The Witch has something to wreak her malice upon at last. In the village she was a queen; but now the castle comes to her, yields itself up to her on that side where its pride ran the greatest risk. For us this passion has a peculiar interest, as the rush of one soul towards its ideal against every social harrier, against the unjust decree of fate. To the Witch, on her side, it holds out the deep, keen delight of humbling the lady’s pride, and revenging perhaps her own wrongs; the delight of serving the lord as he served his vassals, of levying upon him, through the boldness of a mere child, the firstfruits of his outrageous wedding-rights. Undoubtedly, in these intrigues where the Witch had to play her part, she often acted from a depth of levelling hatred natural to a peasant.
Already it was something gained to have made the lady stoop to love a menial. We should not be misled by such examples as John of Saintré and Cherubin. The serving-boy filled the lowest offices in the household. The footman proper did not then exist, while on the other hand, few, if any maidservants lived in military strongholds. Young hands did everything, and were not disgraced thereby. The service, specially the body-service of the lord and lady, honoured and raised them up. Nevertheless, it often placed the highborn page in situations sorrowful enough, prosaic, not to say ridiculous. The lord never distresses himself about that. And the lady must indeed be charmed by the Devil, not to see what every day she saw, her well-beloved employed in servile and unsuitable tasks.
In the Middle Ages the very high and the very low are continually brought together. That which is hidden by the poems, we can catch a glimpse of otherwhere. With those ethereal passions, many gross things were clearly blended.

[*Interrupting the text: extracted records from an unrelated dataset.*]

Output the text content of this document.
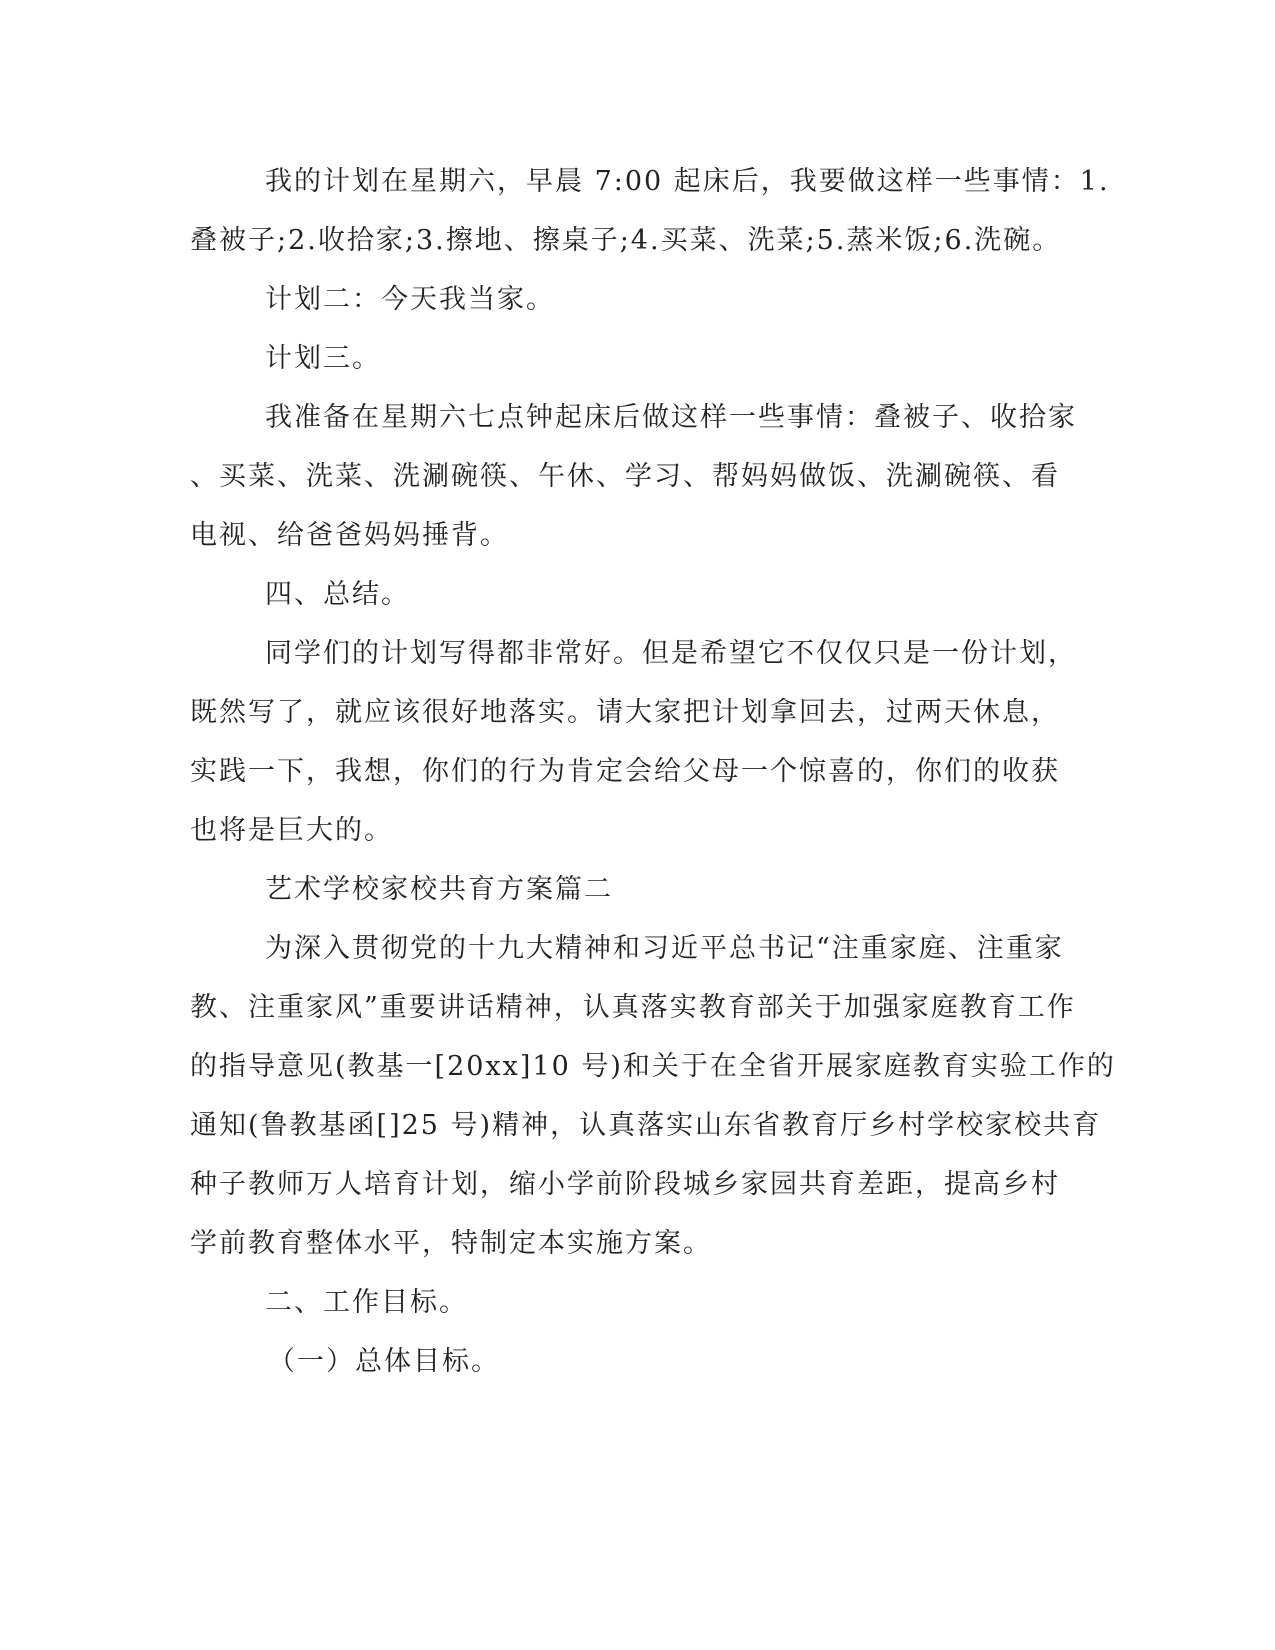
我的计划在星期六，早晨 7:00 起床后，我要做这样一些事情：1.
叠被子;2.收拾家;3.擦地、擦桌子;4.买菜、洗菜;5.蒸米饭;6.洗碗。
计划二：今天我当家。
计划三。
我准备在星期六七点钟起床后做这样一些事情：叠被子、收拾家
、买菜、洗菜、洗涮碗筷、午休、学习、帮妈妈做饭、洗涮碗筷、看
电视、给爸爸妈妈捶背。
四、总结。
同学们的计划写得都非常好。但是希望它不仅仅只是一份计划，
既然写了，就应该很好地落实。请大家把计划拿回去，过两天休息，
实践一下，我想，你们的行为肯定会给父母一个惊喜的，你们的收获
也将是巨大的。
艺术学校家校共育方案篇二
为深入贯彻党的十九大精神和习近平总书记“注重家庭、注重家
教、注重家风”重要讲话精神，认真落实教育部关于加强家庭教育工作
的指导意见(教基一[20xx]10 号)和关于在全省开展家庭教育实验工作的
通知(鲁教基函[]25 号)精神，认真落实山东省教育厅乡村学校家校共育
种子教师万人培育计划，缩小学前阶段城乡家园共育差距，提高乡村
学前教育整体水平，特制定本实施方案。
二、工作目标。
（一）总体目标。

All we know of the charms and philtres used by the witches is very fantastic, not seldom marked by malice, and recklessly mixed up with things that seem to us the least likely to have awakened love. By these methods they went a long way without the husband’s perceiving in his blindness the game they made of him.
These philtres were of various kinds. Some were for exciting and troubling the senses, like the stimulants so much abused in the East. Others were dangerous, and often treacherous draughts to whose illusions the body would yield itself without the will. Others again were employed as tests when the passion was defied, when one wished to see how far the greediness of desire might derange the senses, making them receive as the highest and holiest of favours, the most disagreeable services done by the object of their love.
The rude way in which a castle was constructed, with nothing in it but large halls, led to an utter sacrifice of the inner life. It was long enough before they took to building in one of the turrets a closet or recess for meditation and the saying of prayers. The lady was easily watched. On certain days set or waited for, the bold youth would attempt the stroke, recommended him by the Witch, of mingling a philtre with her drink.
This, however, was a dangerous matter, not often tried. Less difficult was it to purloin from the lady things which escaped her notice, which she herself despised. He would treasure up the very smallest paring of a nail; he would gather up respectfully one or two beautiful hairs that might fall from her comb. These he would carry to the Witch, who often asked, as our modern sleep-wakers do, for something very personal and strongly redolent of the person, but obtained without her leave; as, for instance, some threads torn out of a garment long worn and soiled with the traces of perspiration. With much kissing, of course, and worshipping, the lover was fain reluctantly to throw these treasures into the fire, with a view to gathering up the ashes afterwards. By and by, when she came to look at her garment, the fine lady would remark the rent, but guessing at the cause, would only sigh and hold her tongue. The charm had already begun to work.